The course, which was the first ever public golf course in England, and the only public course in central London, was closed by Lewisham Council as part of their proposed, potential, ‘improvements’ to Beckenham Place Park, using Heritage Lottery Fund money.
The Group visited the course in July to show their support for those campaigning to keep it open, and also wrote at length to Lewisham Council, and specifically the Mayor of Lewisham and Mayor of London, asking them to reconsider the plans to close the course. In particular, the Group was critical of the consultation process that Lewisham Council supposedly underwent with regard to the park, as the evidence seemed to indicate that there was actually much more support for the retention of golfing facilities.
Group Chairman and Member of Parliament for Lincoln, Karl McCartney MP, said “I was disappointed that previously Lewisham Council had taken the decision to close Beckenham Place Park Golf Course as part of their proposed but untested plans to supposedly ‘regenerate’ the park, using Heritage Lottery Fund money. Lewisham Council were clearly not as transparent or open as they could have been throughout the process, and the consultation that was made was inadequate.”

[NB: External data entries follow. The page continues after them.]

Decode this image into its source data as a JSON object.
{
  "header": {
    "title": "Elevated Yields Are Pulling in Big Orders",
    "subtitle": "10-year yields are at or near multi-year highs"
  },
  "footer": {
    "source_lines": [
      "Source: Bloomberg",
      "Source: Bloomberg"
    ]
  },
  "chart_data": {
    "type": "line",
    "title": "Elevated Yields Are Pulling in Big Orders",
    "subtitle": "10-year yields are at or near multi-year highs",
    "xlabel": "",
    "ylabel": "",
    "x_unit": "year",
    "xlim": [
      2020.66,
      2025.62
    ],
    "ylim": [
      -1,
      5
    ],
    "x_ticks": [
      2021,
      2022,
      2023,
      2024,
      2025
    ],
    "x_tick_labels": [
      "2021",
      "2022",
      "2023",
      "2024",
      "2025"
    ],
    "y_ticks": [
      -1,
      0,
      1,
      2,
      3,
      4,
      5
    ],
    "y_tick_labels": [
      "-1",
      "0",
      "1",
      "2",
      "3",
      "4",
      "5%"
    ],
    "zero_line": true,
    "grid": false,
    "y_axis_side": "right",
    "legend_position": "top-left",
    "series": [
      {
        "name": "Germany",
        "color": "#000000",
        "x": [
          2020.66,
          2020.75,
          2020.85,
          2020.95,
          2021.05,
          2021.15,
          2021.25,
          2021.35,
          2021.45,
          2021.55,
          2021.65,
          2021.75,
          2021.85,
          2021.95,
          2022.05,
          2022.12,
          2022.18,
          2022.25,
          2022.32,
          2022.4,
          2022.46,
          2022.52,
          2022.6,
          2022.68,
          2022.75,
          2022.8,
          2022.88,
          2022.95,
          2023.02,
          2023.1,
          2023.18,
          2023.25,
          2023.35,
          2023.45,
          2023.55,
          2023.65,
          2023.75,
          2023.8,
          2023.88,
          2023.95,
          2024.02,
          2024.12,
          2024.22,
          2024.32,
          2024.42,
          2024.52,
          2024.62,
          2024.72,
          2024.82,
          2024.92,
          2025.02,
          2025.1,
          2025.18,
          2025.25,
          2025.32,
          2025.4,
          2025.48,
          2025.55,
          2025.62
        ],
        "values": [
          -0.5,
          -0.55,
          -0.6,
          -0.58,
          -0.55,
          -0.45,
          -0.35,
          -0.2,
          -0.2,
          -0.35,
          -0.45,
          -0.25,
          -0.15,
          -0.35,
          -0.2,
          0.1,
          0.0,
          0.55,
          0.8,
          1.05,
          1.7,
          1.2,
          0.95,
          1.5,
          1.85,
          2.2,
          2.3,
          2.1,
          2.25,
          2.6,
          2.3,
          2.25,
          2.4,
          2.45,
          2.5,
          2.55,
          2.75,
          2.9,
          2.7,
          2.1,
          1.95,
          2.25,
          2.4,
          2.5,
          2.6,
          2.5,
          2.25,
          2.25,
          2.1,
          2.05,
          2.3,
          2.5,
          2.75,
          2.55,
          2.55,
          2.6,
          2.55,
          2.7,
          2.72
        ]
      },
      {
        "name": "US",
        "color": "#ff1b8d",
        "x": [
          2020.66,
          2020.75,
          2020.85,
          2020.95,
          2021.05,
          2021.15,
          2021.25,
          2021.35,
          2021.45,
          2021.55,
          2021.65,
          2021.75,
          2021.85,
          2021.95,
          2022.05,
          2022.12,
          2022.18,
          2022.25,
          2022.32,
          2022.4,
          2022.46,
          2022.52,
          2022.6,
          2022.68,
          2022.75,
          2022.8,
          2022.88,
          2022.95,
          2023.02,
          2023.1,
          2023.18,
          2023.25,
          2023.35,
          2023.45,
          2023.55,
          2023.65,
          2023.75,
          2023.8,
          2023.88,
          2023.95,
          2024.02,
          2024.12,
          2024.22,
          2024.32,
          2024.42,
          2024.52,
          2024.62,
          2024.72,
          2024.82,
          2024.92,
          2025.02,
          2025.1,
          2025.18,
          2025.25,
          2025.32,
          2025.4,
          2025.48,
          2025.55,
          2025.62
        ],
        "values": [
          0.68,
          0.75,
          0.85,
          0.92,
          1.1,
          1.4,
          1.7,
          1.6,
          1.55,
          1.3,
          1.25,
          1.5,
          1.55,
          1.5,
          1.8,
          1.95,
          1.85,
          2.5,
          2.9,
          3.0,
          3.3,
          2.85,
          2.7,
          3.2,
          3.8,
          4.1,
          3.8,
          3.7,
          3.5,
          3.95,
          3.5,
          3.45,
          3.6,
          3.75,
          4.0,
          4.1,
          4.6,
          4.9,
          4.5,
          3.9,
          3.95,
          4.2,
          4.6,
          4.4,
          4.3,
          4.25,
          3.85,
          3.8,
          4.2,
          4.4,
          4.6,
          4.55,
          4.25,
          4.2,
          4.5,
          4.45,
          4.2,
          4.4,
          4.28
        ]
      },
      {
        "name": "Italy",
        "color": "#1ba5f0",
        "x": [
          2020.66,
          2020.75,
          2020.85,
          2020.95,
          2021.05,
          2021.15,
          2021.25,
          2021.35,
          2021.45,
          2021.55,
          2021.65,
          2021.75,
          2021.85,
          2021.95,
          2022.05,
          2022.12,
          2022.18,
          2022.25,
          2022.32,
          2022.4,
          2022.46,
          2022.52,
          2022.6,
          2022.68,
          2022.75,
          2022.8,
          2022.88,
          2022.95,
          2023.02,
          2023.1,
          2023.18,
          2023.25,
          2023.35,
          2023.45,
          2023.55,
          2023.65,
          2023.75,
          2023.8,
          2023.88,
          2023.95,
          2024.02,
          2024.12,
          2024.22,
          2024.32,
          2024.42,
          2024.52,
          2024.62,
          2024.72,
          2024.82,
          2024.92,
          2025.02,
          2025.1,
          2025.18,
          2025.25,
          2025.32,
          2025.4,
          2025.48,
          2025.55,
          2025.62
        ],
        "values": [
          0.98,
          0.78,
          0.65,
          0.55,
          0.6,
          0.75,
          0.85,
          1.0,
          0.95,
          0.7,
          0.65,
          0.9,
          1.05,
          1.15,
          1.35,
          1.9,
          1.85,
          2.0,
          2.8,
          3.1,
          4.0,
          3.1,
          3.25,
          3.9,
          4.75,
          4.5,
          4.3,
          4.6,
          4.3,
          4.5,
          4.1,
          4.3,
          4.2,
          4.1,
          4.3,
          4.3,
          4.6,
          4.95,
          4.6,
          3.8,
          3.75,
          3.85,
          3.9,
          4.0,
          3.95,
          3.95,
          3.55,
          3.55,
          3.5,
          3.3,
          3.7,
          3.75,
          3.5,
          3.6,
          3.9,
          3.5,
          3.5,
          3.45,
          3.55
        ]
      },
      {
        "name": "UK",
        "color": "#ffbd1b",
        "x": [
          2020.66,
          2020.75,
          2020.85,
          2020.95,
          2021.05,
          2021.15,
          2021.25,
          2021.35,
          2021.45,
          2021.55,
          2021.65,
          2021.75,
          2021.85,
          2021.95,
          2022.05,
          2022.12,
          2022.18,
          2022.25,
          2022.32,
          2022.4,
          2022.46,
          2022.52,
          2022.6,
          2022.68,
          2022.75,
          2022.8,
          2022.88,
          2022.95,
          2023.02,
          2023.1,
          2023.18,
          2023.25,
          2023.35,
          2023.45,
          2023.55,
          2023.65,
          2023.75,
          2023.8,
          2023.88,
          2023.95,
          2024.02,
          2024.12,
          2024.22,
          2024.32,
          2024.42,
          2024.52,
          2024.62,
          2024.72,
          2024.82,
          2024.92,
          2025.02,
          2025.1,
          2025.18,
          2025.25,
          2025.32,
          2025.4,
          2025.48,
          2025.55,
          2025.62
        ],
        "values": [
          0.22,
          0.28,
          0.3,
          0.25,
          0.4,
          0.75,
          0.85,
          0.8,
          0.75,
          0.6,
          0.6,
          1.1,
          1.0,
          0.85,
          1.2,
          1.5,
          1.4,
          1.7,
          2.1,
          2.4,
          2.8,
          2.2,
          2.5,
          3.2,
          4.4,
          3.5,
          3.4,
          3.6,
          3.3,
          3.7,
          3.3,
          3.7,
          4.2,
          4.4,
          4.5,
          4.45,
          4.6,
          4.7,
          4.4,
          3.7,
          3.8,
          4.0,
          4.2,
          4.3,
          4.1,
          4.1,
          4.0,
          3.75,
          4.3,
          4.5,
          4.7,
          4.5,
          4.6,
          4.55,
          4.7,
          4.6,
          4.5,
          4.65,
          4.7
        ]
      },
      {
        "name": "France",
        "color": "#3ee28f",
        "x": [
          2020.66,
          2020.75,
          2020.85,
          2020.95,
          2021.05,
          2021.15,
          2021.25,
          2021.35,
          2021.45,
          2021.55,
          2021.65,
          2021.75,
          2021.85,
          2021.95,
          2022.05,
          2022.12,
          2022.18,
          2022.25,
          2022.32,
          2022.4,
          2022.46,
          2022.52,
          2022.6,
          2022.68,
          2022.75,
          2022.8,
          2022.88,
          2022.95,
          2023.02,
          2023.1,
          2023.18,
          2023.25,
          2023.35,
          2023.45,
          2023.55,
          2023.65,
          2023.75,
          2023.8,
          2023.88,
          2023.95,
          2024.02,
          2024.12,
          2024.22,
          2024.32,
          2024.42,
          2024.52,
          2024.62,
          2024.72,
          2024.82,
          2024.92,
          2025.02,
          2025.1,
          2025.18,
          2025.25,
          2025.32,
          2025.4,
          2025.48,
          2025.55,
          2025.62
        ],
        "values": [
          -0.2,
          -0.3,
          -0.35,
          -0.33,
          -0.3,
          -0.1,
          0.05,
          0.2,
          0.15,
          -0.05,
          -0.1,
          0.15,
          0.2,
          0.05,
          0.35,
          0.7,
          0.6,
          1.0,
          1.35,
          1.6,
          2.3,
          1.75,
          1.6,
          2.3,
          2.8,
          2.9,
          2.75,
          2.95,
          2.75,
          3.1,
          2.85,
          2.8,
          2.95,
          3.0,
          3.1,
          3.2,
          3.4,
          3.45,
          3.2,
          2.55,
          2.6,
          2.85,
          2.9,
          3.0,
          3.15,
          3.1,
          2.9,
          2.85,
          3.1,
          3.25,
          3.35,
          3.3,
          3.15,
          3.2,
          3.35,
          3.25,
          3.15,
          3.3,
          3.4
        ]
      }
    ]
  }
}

“Most disappointing were the Council’s attempts to seek to explain the arguments of the Group as misinformed and of a minority, when this clearly and demonstrably was not the case. It is saddening that the course has already been closed, preventing access to the sport to those who cannot afford or access it at private, or other proprietary courses. Yesterday’s announcement from the HLF shows that the powers that be are happy to ignore the current users and to follow the desires of a small clique of Lewisham’s politicians, who remarkably wish to be seen as some modern day Capability Brown, reconstituting a landed gentry country park it seems, that cannot sit comfortably with their socialist ideals.”